Friday, March 21, 2008

Sundays, bloody Sundays

The men who started the United States wrote a Constitution which reserved the vote for property-owning men, who presumably would have both the education and the leisure to study the issues before deciding upon them. They threw in an amendment prohibiting Congress from making any laws respecting freedom of religion. Then they went home to their plantations and farms, satisfied that they had protected their new Republic from fanatics, fundamentalists, and the ignorant unwashed. They were so wrong. Today, the fanatics and their dull-eyed congregations are so numerous that all serious politicians must court them.
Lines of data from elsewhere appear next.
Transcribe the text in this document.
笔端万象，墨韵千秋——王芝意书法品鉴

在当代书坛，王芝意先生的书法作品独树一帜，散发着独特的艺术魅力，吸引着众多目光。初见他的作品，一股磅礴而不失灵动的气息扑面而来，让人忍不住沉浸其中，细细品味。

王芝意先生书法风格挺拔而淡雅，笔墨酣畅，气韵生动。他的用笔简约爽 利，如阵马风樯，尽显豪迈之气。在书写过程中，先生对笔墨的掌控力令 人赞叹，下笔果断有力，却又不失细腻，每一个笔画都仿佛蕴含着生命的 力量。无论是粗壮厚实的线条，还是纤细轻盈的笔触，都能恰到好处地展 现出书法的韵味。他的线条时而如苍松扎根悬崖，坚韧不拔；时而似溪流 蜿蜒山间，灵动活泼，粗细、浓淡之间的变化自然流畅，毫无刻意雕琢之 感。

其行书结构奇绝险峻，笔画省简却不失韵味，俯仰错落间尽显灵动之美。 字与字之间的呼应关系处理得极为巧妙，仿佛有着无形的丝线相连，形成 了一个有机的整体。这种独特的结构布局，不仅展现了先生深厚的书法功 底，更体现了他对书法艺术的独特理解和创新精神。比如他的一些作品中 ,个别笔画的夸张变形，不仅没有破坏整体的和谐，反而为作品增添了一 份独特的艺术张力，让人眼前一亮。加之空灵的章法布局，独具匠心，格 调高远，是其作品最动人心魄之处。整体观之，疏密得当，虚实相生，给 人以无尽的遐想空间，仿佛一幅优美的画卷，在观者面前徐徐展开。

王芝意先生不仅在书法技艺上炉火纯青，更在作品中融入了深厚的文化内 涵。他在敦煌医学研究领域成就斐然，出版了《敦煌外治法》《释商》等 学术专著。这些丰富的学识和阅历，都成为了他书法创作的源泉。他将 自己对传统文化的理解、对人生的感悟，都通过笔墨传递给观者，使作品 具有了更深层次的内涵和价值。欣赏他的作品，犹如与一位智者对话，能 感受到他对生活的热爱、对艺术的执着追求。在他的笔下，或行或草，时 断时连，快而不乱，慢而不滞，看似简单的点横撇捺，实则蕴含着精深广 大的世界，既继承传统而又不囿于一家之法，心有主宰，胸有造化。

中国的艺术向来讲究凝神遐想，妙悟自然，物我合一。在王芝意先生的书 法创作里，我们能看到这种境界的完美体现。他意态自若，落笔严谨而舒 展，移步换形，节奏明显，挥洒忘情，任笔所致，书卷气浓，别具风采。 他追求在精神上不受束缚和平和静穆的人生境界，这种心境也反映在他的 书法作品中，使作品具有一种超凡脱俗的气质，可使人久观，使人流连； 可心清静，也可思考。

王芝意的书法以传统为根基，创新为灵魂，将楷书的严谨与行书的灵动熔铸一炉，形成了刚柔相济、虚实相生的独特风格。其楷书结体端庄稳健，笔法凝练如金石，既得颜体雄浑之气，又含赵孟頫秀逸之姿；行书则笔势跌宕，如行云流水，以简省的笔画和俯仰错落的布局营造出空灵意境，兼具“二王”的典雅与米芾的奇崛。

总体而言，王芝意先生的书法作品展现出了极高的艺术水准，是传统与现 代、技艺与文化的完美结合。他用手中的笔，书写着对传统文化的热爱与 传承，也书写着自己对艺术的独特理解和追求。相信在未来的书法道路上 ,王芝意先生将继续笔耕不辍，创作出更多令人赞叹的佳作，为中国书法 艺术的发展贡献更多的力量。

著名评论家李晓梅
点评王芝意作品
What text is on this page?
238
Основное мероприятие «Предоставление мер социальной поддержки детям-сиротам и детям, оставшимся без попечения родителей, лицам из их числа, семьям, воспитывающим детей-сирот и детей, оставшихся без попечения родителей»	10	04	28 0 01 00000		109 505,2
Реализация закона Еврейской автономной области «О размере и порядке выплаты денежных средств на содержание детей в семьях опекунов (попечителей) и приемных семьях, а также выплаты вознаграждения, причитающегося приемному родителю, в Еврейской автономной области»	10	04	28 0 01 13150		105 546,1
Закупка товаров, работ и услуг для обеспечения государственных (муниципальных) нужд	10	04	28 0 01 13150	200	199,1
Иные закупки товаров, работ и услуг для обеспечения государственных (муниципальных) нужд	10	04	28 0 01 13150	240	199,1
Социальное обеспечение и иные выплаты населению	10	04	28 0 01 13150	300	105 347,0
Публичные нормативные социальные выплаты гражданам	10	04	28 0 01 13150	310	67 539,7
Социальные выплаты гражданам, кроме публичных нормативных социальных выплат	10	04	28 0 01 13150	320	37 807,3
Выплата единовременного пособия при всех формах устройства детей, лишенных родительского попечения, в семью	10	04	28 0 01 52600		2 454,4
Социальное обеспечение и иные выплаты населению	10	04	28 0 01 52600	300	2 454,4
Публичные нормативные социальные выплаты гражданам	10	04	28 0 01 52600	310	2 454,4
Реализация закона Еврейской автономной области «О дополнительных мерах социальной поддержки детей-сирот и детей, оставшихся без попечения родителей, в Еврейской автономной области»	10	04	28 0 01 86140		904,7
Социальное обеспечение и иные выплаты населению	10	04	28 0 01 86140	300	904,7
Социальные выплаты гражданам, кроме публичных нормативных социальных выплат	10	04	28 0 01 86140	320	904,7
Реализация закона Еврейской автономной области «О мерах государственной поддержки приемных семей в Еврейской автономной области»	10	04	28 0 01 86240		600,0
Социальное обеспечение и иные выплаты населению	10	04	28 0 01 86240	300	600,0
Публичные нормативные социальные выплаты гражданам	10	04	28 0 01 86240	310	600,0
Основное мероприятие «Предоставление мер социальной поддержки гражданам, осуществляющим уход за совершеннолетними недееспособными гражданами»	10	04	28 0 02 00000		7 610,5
Which brings me to the latest and most amusing developments of this endless presidential campaign.

This week, Barack Obama had to make a whole speech distancing himself from the views of his pastor of some two decades, Rev. Jeremiah Wright (whose analysis of American history makes a lot of sense to me, a European-American). It goes without saying that no thinking person agrees with everything his or her church teaches -- for one example, most American Catholics long ago broke with their church on the issue of contraception -- but in politics, nothing goes without saying. Obama may have succeeded in drawing a firm line between himself and Wright, but he is still encumbered with the endorsement of Minister Louis Farrakhan, whose incendiary views on Judaism and on white people generally are well known.

At around the same time, John McCain was accepting the support of Rev. John Hagee, a televangelist who hates The Catholics as much as he hates The Gays and is either too honest or too dumb to keep quiet about it. Imagine: the Opus Dei wing of the Supreme Court was just about to signal Big John, "Throw it to us, we've got your back," and this has to happen. It's too soon to use the word "panic," but I see the heilige Fuhrer Himself is coming to Washington next month to meet with his operatives. Wouldn't you love to be a fly on the wall?

The clear winner is of course Hillary Clinton. Since all three of the Near Eastern death-cults fear and despise non-subservient women, she isn't likely to pick up much support there. And considering what the support of the religion industry can mean, who needs it?

Those Freemasons and Deists back in the eighteenth century -- the Age of Reason, as it's called for a reason -- were some smart guys, huh?